PAPA LEÓN XIV LLAMA A NO TEMER Y A CAMINAR UNIDOS EN MEDIO DE LAS TORMENTAS

En la clausura de su visita a Camerún, el Santo Padre alentó a la Iglesia a fortalecer la fe, la solidaridad y el compromiso social desde el Evangelio
UNA DESPEDIDA MARCADA POR LA ESPERANZA
En el marco del Viaje Apostólico de Papa León XIV a África, la celebración de la Santa Misa en el Aeropuerto de Yaundé-Ville, el sábado 18 de abril de 2026, marcó el cierre de su paso por Camerún con un mensaje profundamente pastoral y esperanzador.
Ante una multitud de fieles, el Santo Padre expresó su gratitud por la acogida recibida y por los momentos de fe compartidos, destacando la vitalidad de la Iglesia local: “La Iglesia en Camerún está viva, es joven, rica en dones y entusiasmo”.
“NO TEMAN”: UNA FE QUE SE SOSTIENE EN CRISTO
Inspirado en el relato evangélico de Jesús caminando sobre las aguas (cf. Evangelio de Juan 6,16-21), el Pontífice reflexionó sobre las dificultades que atraviesan los creyentes, recordando que la fe no elimina las pruebas, pero sí ofrece la certeza de la presencia constante de Cristo.
“El miedo puede vencernos, pero Jesús no nos abandona”, afirmó, evocando también las versiones de Evangelio de Marcos y Evangelio de Mateo, donde los discípulos enfrentan la tempestad. En este contexto, subrayó que incluso en la oscuridad, Cristo se acerca y dice: “Soy yo, no teman”.
UNA IGLESIA QUE CAMINA UNIDA Y SOLIDARIA
El Santo Padre insistió en la necesidad de construir comunidades solidarias, capaces de sostener a quienes atraviesan dificultades. Recordó que nadie debe enfrentar solo las adversidades, e invitó a fortalecer estructuras de ayuda mutua en todos los ámbitos de la vida.
Asimismo, destacó que la fe cristiana no puede separarse de la dimensión social, sino que impulsa a comprometerse activamente en la búsqueda del bien común, especialmente en contextos marcados por la pobreza y la injusticia.

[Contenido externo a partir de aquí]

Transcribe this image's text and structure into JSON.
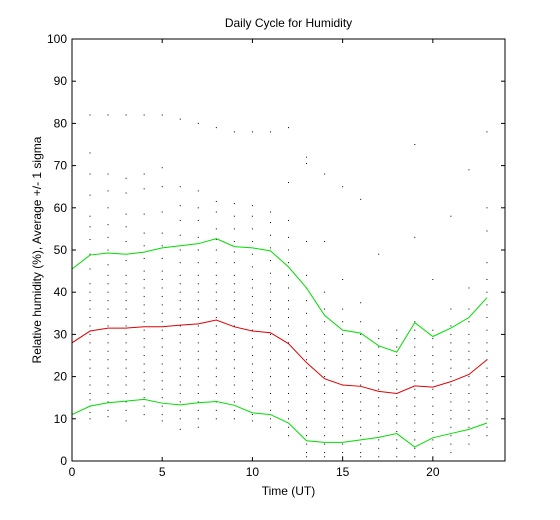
{
  "chart_data": {
    "type": "line",
    "title": "Daily Cycle for Humidity",
    "xlabel": "Time (UT)",
    "ylabel": "Relative humidity (%), Average +/- 1 sigma",
    "xlim": [
      0,
      24
    ],
    "ylim": [
      0,
      100
    ],
    "x_ticks": [
      0,
      5,
      10,
      15,
      20
    ],
    "y_ticks": [
      0,
      10,
      20,
      30,
      40,
      50,
      60,
      70,
      80,
      90,
      100
    ],
    "grid": false,
    "x": [
      0,
      1,
      2,
      3,
      4,
      5,
      6,
      7,
      8,
      9,
      10,
      11,
      12,
      13,
      14,
      15,
      16,
      17,
      18,
      19,
      20,
      21,
      22,
      23
    ],
    "series": [
      {
        "color": "#00dd00",
        "values": [
          45.5,
          48.8,
          49.3,
          49.0,
          49.5,
          50.5,
          51.0,
          51.5,
          52.7,
          50.8,
          50.5,
          49.8,
          46.0,
          41.0,
          34.5,
          31.0,
          30.3,
          27.3,
          25.8,
          32.8,
          29.5,
          31.5,
          34.0,
          38.7
        ]
      },
      {
        "color": "#dd0000",
        "values": [
          28.0,
          30.8,
          31.5,
          31.5,
          31.8,
          31.8,
          32.2,
          32.5,
          33.4,
          31.8,
          30.8,
          30.4,
          27.8,
          23.3,
          19.5,
          18.0,
          17.7,
          16.5,
          16.0,
          17.8,
          17.5,
          18.8,
          20.5,
          24.0
        ]
      },
      {
        "color": "#00dd00",
        "values": [
          11.0,
          13.0,
          13.8,
          14.2,
          14.6,
          13.7,
          13.3,
          13.8,
          14.1,
          13.2,
          11.4,
          11.0,
          9.0,
          4.8,
          4.4,
          4.4,
          5.0,
          5.6,
          6.5,
          3.3,
          5.5,
          6.5,
          7.5,
          9.0
        ]
      }
    ],
    "scatter_color": "#000000",
    "scatter_columns": [
      {
        "x": 0,
        "y": [
          83.0,
          69.5,
          64.5,
          58.0,
          54.5,
          50.5,
          48.0,
          45.5,
          43.5,
          41.0,
          39.0,
          37.0,
          35.0,
          33.0,
          31.5,
          30.0,
          28.5,
          27.0,
          25.5,
          24.0,
          22.5,
          21.0,
          19.5,
          18.0,
          16.5,
          15.0,
          13.5,
          12.0,
          10.5,
          9.5
        ]
      },
      {
        "x": 1,
        "y": [
          82.0,
          73.0,
          68.0,
          63.0,
          58.0,
          55.5,
          52.5,
          49.0,
          45.5,
          42.0,
          40.0,
          38.0,
          36.0,
          34.0,
          32.0,
          30.0,
          28.0,
          26.0,
          24.0,
          22.0,
          20.0,
          18.0,
          16.0,
          14.5,
          13.0,
          11.5,
          10.0
        ]
      },
      {
        "x": 2,
        "y": [
          82.0,
          68.0,
          64.0,
          60.0,
          56.0,
          53.0,
          50.0,
          46.5,
          44.0,
          42.0,
          40.0,
          38.0,
          36.0,
          34.0,
          32.0,
          30.0,
          28.0,
          26.0,
          24.0,
          22.0,
          20.0,
          18.0,
          16.0,
          14.0,
          12.0,
          10.5
        ]
      },
      {
        "x": 3,
        "y": [
          82.0,
          67.0,
          63.5,
          58.5,
          55.5,
          52.0,
          47.5,
          44.0,
          42.0,
          40.0,
          38.0,
          36.0,
          34.0,
          32.0,
          30.0,
          28.0,
          26.0,
          24.0,
          22.0,
          20.0,
          18.0,
          16.0,
          14.0,
          12.0,
          9.5
        ]
      },
      {
        "x": 4,
        "y": [
          82.0,
          68.0,
          64.5,
          58.5,
          54.0,
          51.0,
          48.0,
          45.0,
          43.0,
          41.0,
          39.0,
          37.0,
          35.0,
          33.0,
          31.0,
          29.0,
          27.0,
          25.0,
          23.0,
          21.0,
          19.0,
          17.0,
          15.0,
          13.0,
          11.0
        ]
      },
      {
        "x": 5,
        "y": [
          82.0,
          69.5,
          65.0,
          59.0,
          54.0,
          51.0,
          48.0,
          45.0,
          43.0,
          41.0,
          39.0,
          37.0,
          35.0,
          33.0,
          31.0,
          29.0,
          27.0,
          25.0,
          23.0,
          21.0,
          19.0,
          17.0,
          15.0,
          13.0,
          11.0,
          9.5
        ]
      },
      {
        "x": 6,
        "y": [
          81.0,
          65.0,
          60.5,
          57.0,
          53.5,
          50.0,
          47.0,
          44.0,
          42.0,
          40.0,
          38.0,
          36.0,
          34.0,
          32.0,
          30.0,
          28.0,
          26.0,
          24.0,
          22.0,
          20.0,
          18.0,
          16.0,
          14.0,
          12.0,
          10.0,
          7.5
        ]
      },
      {
        "x": 7,
        "y": [
          80.0,
          64.0,
          60.0,
          57.0,
          53.0,
          50.0,
          47.0,
          44.0,
          42.0,
          40.0,
          38.0,
          36.0,
          34.0,
          32.0,
          30.0,
          28.0,
          26.0,
          24.0,
          22.0,
          20.0,
          18.0,
          16.0,
          14.0,
          12.0,
          10.0,
          8.0
        ]
      },
      {
        "x": 8,
        "y": [
          79.0,
          61.5,
          59.0,
          55.0,
          52.5,
          50.0,
          47.0,
          44.0,
          42.0,
          40.0,
          38.0,
          36.0,
          34.0,
          32.0,
          30.0,
          28.0,
          26.0,
          24.0,
          22.0,
          20.0,
          18.0,
          16.0,
          14.0,
          12.0,
          10.0
        ]
      },
      {
        "x": 9,
        "y": [
          78.0,
          61.0,
          58.0,
          55.0,
          52.0,
          49.5,
          47.0,
          44.0,
          42.0,
          40.0,
          38.0,
          36.0,
          34.0,
          32.0,
          30.0,
          28.0,
          26.0,
          24.0,
          22.0,
          20.0,
          18.0,
          16.0,
          14.0,
          12.0,
          10.0
        ]
      },
      {
        "x": 10,
        "y": [
          78.0,
          60.5,
          58.0,
          55.0,
          52.0,
          49.0,
          46.0,
          43.0,
          41.0,
          39.0,
          37.0,
          35.0,
          33.0,
          31.0,
          29.0,
          27.0,
          25.0,
          23.0,
          21.0,
          19.0,
          17.0,
          15.0,
          13.0,
          11.0,
          9.5
        ]
      },
      {
        "x": 11,
        "y": [
          78.0,
          59.0,
          56.5,
          53.5,
          50.5,
          47.5,
          44.5,
          42.0,
          40.0,
          38.0,
          36.0,
          34.0,
          32.0,
          30.0,
          28.0,
          26.0,
          24.0,
          22.0,
          20.0,
          18.0,
          16.0,
          14.0,
          12.0,
          10.0,
          8.0
        ]
      },
      {
        "x": 12,
        "y": [
          79.0,
          66.0,
          57.0,
          53.0,
          50.0,
          47.0,
          44.0,
          41.0,
          38.0,
          36.0,
          34.0,
          32.0,
          30.0,
          28.0,
          26.0,
          24.0,
          22.0,
          20.0,
          18.0,
          16.0,
          14.0,
          12.0,
          10.0,
          8.0,
          6.0
        ]
      },
      {
        "x": 13,
        "y": [
          72.0,
          70.5,
          52.0,
          44.0,
          41.0,
          38.0,
          35.0,
          32.0,
          30.0,
          28.0,
          26.0,
          24.0,
          22.0,
          20.0,
          18.0,
          16.0,
          14.0,
          12.0,
          10.0,
          8.0,
          6.0,
          4.0,
          2.0,
          1.0
        ]
      },
      {
        "x": 14,
        "y": [
          68.0,
          52.0,
          40.0,
          36.0,
          33.0,
          30.0,
          28.0,
          26.0,
          24.0,
          22.0,
          20.0,
          18.0,
          16.0,
          14.0,
          12.0,
          10.0,
          8.0,
          6.0,
          4.0,
          2.0,
          1.0
        ]
      },
      {
        "x": 15,
        "y": [
          65.0,
          43.0,
          36.0,
          33.0,
          30.0,
          28.0,
          26.0,
          24.0,
          22.0,
          20.0,
          18.0,
          16.0,
          14.0,
          12.0,
          10.0,
          8.0,
          6.0,
          4.0,
          2.0,
          1.0
        ]
      },
      {
        "x": 16,
        "y": [
          62.0,
          37.5,
          33.0,
          30.0,
          28.0,
          26.0,
          24.0,
          22.0,
          20.0,
          18.0,
          16.0,
          14.0,
          12.0,
          10.0,
          8.0,
          6.0,
          4.0,
          2.0,
          1.0
        ]
      },
      {
        "x": 17,
        "y": [
          49.0,
          31.0,
          29.0,
          27.0,
          25.0,
          23.0,
          21.0,
          19.0,
          17.0,
          15.0,
          13.0,
          11.0,
          9.0,
          7.0,
          5.0,
          3.0,
          1.0
        ]
      },
      {
        "x": 18,
        "y": [
          31.0,
          29.0,
          27.0,
          25.0,
          23.0,
          21.0,
          19.0,
          17.0,
          15.0,
          13.0,
          11.0,
          9.0,
          7.0,
          5.0,
          3.0,
          1.0
        ]
      },
      {
        "x": 19,
        "y": [
          75.0,
          53.0,
          33.0,
          31.0,
          29.0,
          27.0,
          25.0,
          23.0,
          21.0,
          19.0,
          17.0,
          15.0,
          13.0,
          11.0,
          9.0,
          7.0,
          5.0,
          3.0,
          1.0
        ]
      },
      {
        "x": 20,
        "y": [
          43.0,
          31.0,
          29.0,
          27.0,
          25.0,
          23.0,
          21.0,
          19.0,
          17.0,
          15.0,
          13.0,
          11.0,
          9.0,
          7.0,
          5.0,
          3.0,
          1.0
        ]
      },
      {
        "x": 21,
        "y": [
          58.0,
          36.0,
          32.0,
          30.0,
          28.0,
          26.0,
          24.0,
          22.0,
          20.0,
          18.0,
          16.0,
          14.0,
          12.0,
          10.0,
          8.0,
          6.0,
          4.0,
          2.0
        ]
      },
      {
        "x": 22,
        "y": [
          69.0,
          41.0,
          36.0,
          33.0,
          30.0,
          28.0,
          26.0,
          24.0,
          22.0,
          20.0,
          18.0,
          16.0,
          14.0,
          12.0,
          10.0,
          8.0,
          6.0,
          4.0
        ]
      },
      {
        "x": 23,
        "y": [
          78.0,
          60.0,
          54.5,
          47.0,
          43.0,
          40.0,
          37.0,
          34.0,
          31.0,
          28.0,
          26.0,
          24.0,
          22.0,
          20.0,
          18.0,
          16.0,
          14.0,
          12.0,
          10.0,
          8.0,
          6.0
        ]
      }
    ]
  }
}
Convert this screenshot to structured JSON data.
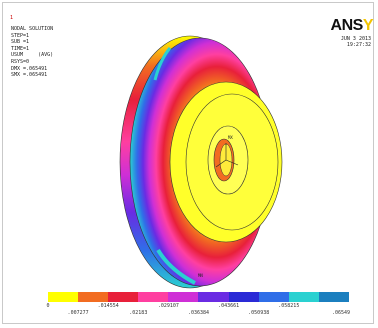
{
  "corner_index": "1",
  "logo": {
    "main": "ANS",
    "accent": "Y"
  },
  "date": "JUN  3 2013",
  "time": "19:27:32",
  "info_lines": [
    "NODAL SOLUTION",
    "",
    "STEP=1",
    "SUB =1",
    "TIME=1",
    "USUM     (AVG)",
    "RSYS=0",
    "DMX =.065491",
    "SMX =.065491"
  ],
  "markers": {
    "max": "MX",
    "min": "MN"
  },
  "legend": {
    "colors": [
      "#ffff00",
      "#f26c21",
      "#e8203a",
      "#ff3fa0",
      "#cf2fd6",
      "#6a2be3",
      "#2a2ad6",
      "#2f6ee8",
      "#2ad1d1",
      "#1b7fbf"
    ],
    "labels_top": [
      "0",
      ".014554",
      ".029107",
      ".043661",
      ".058215"
    ],
    "labels_bottom": [
      ".007277",
      ".02183",
      ".036384",
      ".050938",
      ".06549"
    ]
  },
  "colors": {
    "frame_border": "#c9c9c9",
    "background": "#ffffff"
  }
}
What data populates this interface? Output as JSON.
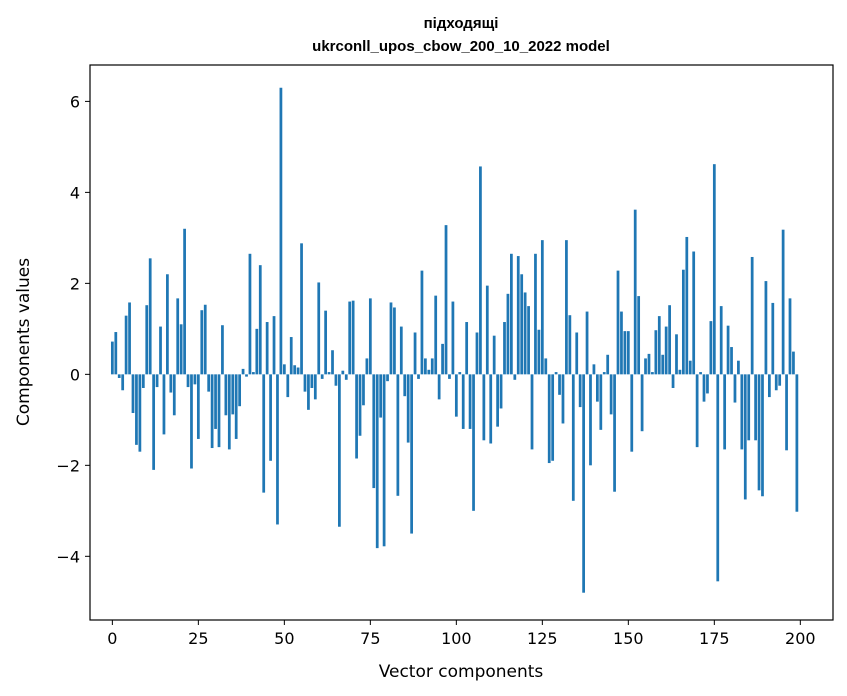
{
  "chart_data": {
    "type": "bar",
    "title_line1": "підходящі",
    "title_line2": "ukrconll_upos_cbow_200_10_2022 model",
    "xlabel": "Vector components",
    "ylabel": "Components values",
    "xlim": [
      -6.5,
      209.5
    ],
    "ylim": [
      -5.4,
      6.8
    ],
    "xticks": [
      0,
      25,
      50,
      75,
      100,
      125,
      150,
      175,
      200
    ],
    "xtick_labels": [
      "0",
      "25",
      "50",
      "75",
      "100",
      "125",
      "150",
      "175",
      "200"
    ],
    "yticks": [
      -4,
      -2,
      0,
      2,
      4,
      6
    ],
    "ytick_labels": [
      "−4",
      "−2",
      "0",
      "2",
      "4",
      "6"
    ],
    "bar_color": "#1f77b4",
    "grid": false,
    "values": [
      0.72,
      0.93,
      -0.08,
      -0.35,
      1.29,
      1.58,
      -0.85,
      -1.55,
      -1.7,
      -0.3,
      1.52,
      2.55,
      -2.1,
      -0.28,
      1.05,
      -1.32,
      2.2,
      -0.4,
      -0.9,
      1.67,
      1.1,
      3.2,
      -0.28,
      -2.07,
      -0.22,
      -1.42,
      1.41,
      1.53,
      -0.38,
      -1.62,
      -1.2,
      -1.6,
      1.08,
      -0.9,
      -1.65,
      -0.88,
      -1.42,
      -0.7,
      0.12,
      -0.05,
      2.65,
      0.05,
      1.0,
      2.4,
      -2.6,
      1.15,
      -1.9,
      1.28,
      -3.3,
      6.3,
      0.22,
      -0.5,
      0.82,
      0.2,
      0.15,
      2.88,
      -0.38,
      -0.78,
      -0.3,
      -0.55,
      2.02,
      -0.1,
      1.4,
      0.05,
      0.53,
      -0.25,
      -3.35,
      0.08,
      -0.12,
      1.6,
      1.62,
      -1.85,
      -1.35,
      -0.68,
      0.35,
      1.67,
      -2.5,
      -3.82,
      -0.95,
      -3.78,
      -0.15,
      1.58,
      1.47,
      -2.67,
      1.05,
      -0.48,
      -1.5,
      -3.5,
      0.92,
      -0.1,
      2.28,
      0.35,
      0.1,
      0.35,
      1.73,
      -0.55,
      0.67,
      3.28,
      -0.1,
      1.6,
      -0.93,
      0.05,
      -1.2,
      1.15,
      -1.2,
      -3.0,
      0.92,
      4.57,
      -1.45,
      1.95,
      -1.52,
      0.85,
      -1.15,
      -0.75,
      1.15,
      1.77,
      2.65,
      -0.12,
      2.6,
      2.2,
      1.8,
      1.5,
      -1.65,
      2.65,
      0.98,
      2.95,
      0.35,
      -1.95,
      -1.9,
      0.05,
      -0.45,
      -1.08,
      2.95,
      1.3,
      -2.78,
      0.92,
      -0.72,
      -4.8,
      1.38,
      -2.0,
      0.22,
      -0.6,
      -1.22,
      0.05,
      0.43,
      -0.88,
      -2.58,
      2.28,
      1.38,
      0.95,
      0.95,
      -1.7,
      3.62,
      1.72,
      -1.25,
      0.35,
      0.45,
      0.05,
      0.97,
      1.28,
      0.43,
      1.05,
      1.52,
      -0.3,
      0.88,
      0.1,
      2.3,
      3.02,
      0.3,
      2.7,
      -1.6,
      0.05,
      -0.6,
      -0.42,
      1.17,
      4.62,
      -4.55,
      1.5,
      -1.65,
      1.07,
      0.6,
      -0.62,
      0.3,
      -1.65,
      -2.75,
      -1.45,
      2.58,
      -1.45,
      -2.55,
      -2.68,
      2.05,
      -0.5,
      1.57,
      -0.35,
      -0.25,
      3.18,
      -1.67,
      1.67,
      0.5,
      -3.02
    ]
  }
}
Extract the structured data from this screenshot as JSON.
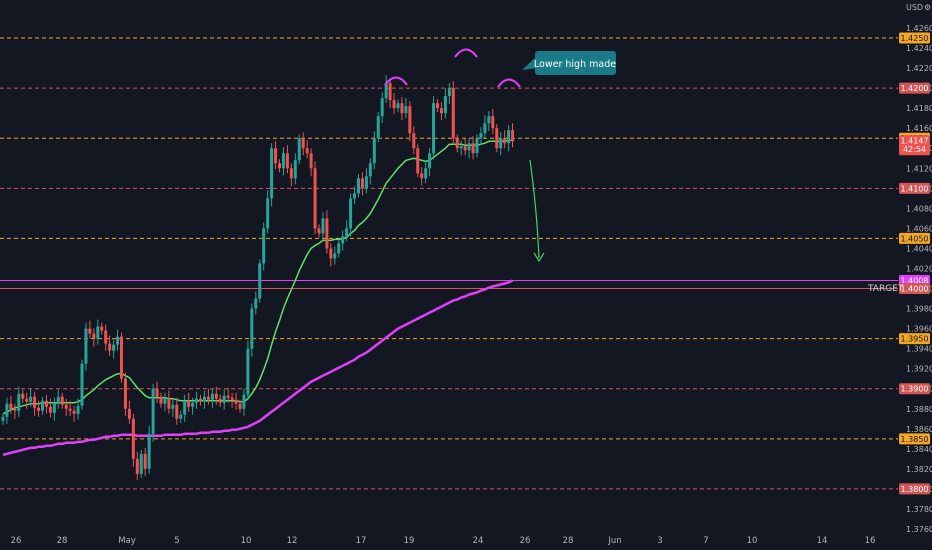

DE LA CRISIS A LA OPORTUNIDAD: EL EJEMPLO DE LA IGLESIA PRIMITIVA
Refiriéndose a la primera lectura (cf. Hechos de los Apóstoles 6,1-7), el Papa recordó cómo la Iglesia primitiva supo afrontar una crisis interna mediante el discernimiento comunitario y la acción guiada por el Espíritu Santo.
Este episodio, explicó, enseña que las dificultades pueden convertirse en oportunidades de crecimiento cuando se escuchan las necesidades del pueblo y se actúa con sabiduría y espíritu de servicio.
OPCIÓN PREFERENCIAL POR LOS POBRES
En línea con el magisterio reciente, citando la exhortación Evangelii gaudium, el Pontífice reafirmó que la atención a los más vulnerables no es opcional, sino esencial para la identidad cristiana.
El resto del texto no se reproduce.